Here’s how a connoisseur or a conservator would look at a Van Gogh. The painting is Van Gogh’s from 1889 during his stay in San Remy, Provence in the hospital of St Paul de Mausole.   Van Gogh was allowed by his doctor to walk about the area and town to search for painting subjects. Vincent found these Cypress trees on one of his walks. They are still there in San Remy about a 20-minute walk from the hospital (but, behind a private fence today). You will find the painting in New York’s Metropolitan Museum. Van Gogh was using an impressionist palette which included cadmium yellow, chrome yellow, carmine (he said he especially like carmine and cobalt blue), emerald green (the impressionist green), viridian, lead white, cobalt blue, cobalt violet or manganese violet and sometimes Prussian blue and ultramarine blue, vermillion would be his intense red (cadmium red had not yet been invented). Vincent makes his marks in thick wet paint. He uses his brush like a large drawing instrument (if you’ve seen his drawings you will see the relationship). In the three detail examples I provide you can see how his brush stroke lays down a path of paint. Toward the end of the stroke (in the clouds and sky) you can see the bristles of the brush leave their trail. In my first detail example, box 1, notice the colors in the blue parts of the sky. The blue-green color is probably made with cobalt blue and a little viridian and white, although a cerulean could produce this color. This blue-green tint (a tint is a color mixed with white) is a color complement to the coral tint of the cloud.
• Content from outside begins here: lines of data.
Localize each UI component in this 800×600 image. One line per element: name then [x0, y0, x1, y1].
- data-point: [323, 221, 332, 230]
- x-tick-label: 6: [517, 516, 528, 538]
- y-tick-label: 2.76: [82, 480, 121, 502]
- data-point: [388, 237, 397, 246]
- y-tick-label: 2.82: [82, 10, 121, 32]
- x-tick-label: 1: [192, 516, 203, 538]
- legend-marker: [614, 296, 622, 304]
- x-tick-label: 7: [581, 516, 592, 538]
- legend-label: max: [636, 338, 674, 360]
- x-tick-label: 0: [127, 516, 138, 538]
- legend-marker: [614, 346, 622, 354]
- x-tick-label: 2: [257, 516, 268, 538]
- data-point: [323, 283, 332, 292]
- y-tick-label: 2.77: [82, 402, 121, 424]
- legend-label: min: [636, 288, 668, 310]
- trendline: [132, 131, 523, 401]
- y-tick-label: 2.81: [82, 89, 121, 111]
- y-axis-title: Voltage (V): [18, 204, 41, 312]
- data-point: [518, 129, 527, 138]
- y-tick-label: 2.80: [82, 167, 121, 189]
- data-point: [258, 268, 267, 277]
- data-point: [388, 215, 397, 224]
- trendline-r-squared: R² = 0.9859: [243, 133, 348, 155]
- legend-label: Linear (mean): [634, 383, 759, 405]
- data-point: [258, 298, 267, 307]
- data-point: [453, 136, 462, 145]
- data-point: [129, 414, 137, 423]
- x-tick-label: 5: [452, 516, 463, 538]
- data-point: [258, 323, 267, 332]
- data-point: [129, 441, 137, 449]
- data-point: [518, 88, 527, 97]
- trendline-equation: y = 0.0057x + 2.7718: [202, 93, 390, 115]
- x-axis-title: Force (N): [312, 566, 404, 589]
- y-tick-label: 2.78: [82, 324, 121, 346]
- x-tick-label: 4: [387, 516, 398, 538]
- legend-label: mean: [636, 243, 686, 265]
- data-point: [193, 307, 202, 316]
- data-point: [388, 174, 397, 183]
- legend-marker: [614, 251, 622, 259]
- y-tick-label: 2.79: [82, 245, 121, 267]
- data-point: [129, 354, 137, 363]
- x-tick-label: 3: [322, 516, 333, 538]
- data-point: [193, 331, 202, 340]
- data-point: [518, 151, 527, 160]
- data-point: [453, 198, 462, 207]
When these two colors are juxtaposed the sky seems to glow. Van Gogh had studied complementary colors and their simultaneous contrast effects. Observe that on the edge of the clouds the color is a mixture of both the cloud and sky colors. The yellow of the coral cloud color fades to a grayed green when mixed with the blue of the sky. Do you see it? In the next example in box 2, observe the short blue arc strokes that lie on top and across the paler sky strokes.
These were added later in his room when the paint underneath was dry. See how they did not mix with the other colors and see how they did not disturb the shape of the underlying brushstrokes. Now, you’re looking like a connoisseur! In the last example in box 3, observe the violet hills. The violet is darker or lighter depending on how much white Vincent had mixed in it. Monet had earlier announced that the color of the atmosphere was violet. Impressionists were called violet maniacs before they were called Impressionists. Vincent mixes some of his whitened violet into the sky above the violet hills giving a feeling of a violet atmosphere. Do you see how some of Vincent’s sky strokes trace the shape of the hills when they are laid directly against the violet hills? With this stroke Vincent shaped the hills below. After that hillside-adjoining stroke the rest of the sky strokes are free to try other orientations. This gives the sky more energy and depth. Yet, up higher in the sky we again see him repeat the shape of the hills with another brush stroke. Can you find it?

2 Responses

  1. Sybil

    Interesting! I wonder how this relates to the Velázquez article in yesterday’s Times – could the scholars not appreciate these similar details in the Philip IV portrain until the painting was cleaned?

  2. dee harris

    how do think he started his painting ? was it a toned canvas or white? does he do a detailed drawing first in paint or other object ? does he brush in flat local color and then paint into it ? or some other way? i know it might be impossible to ever know the answers but would like to hear your opinion since your brush stoke article was so informative. i really enjoyed it.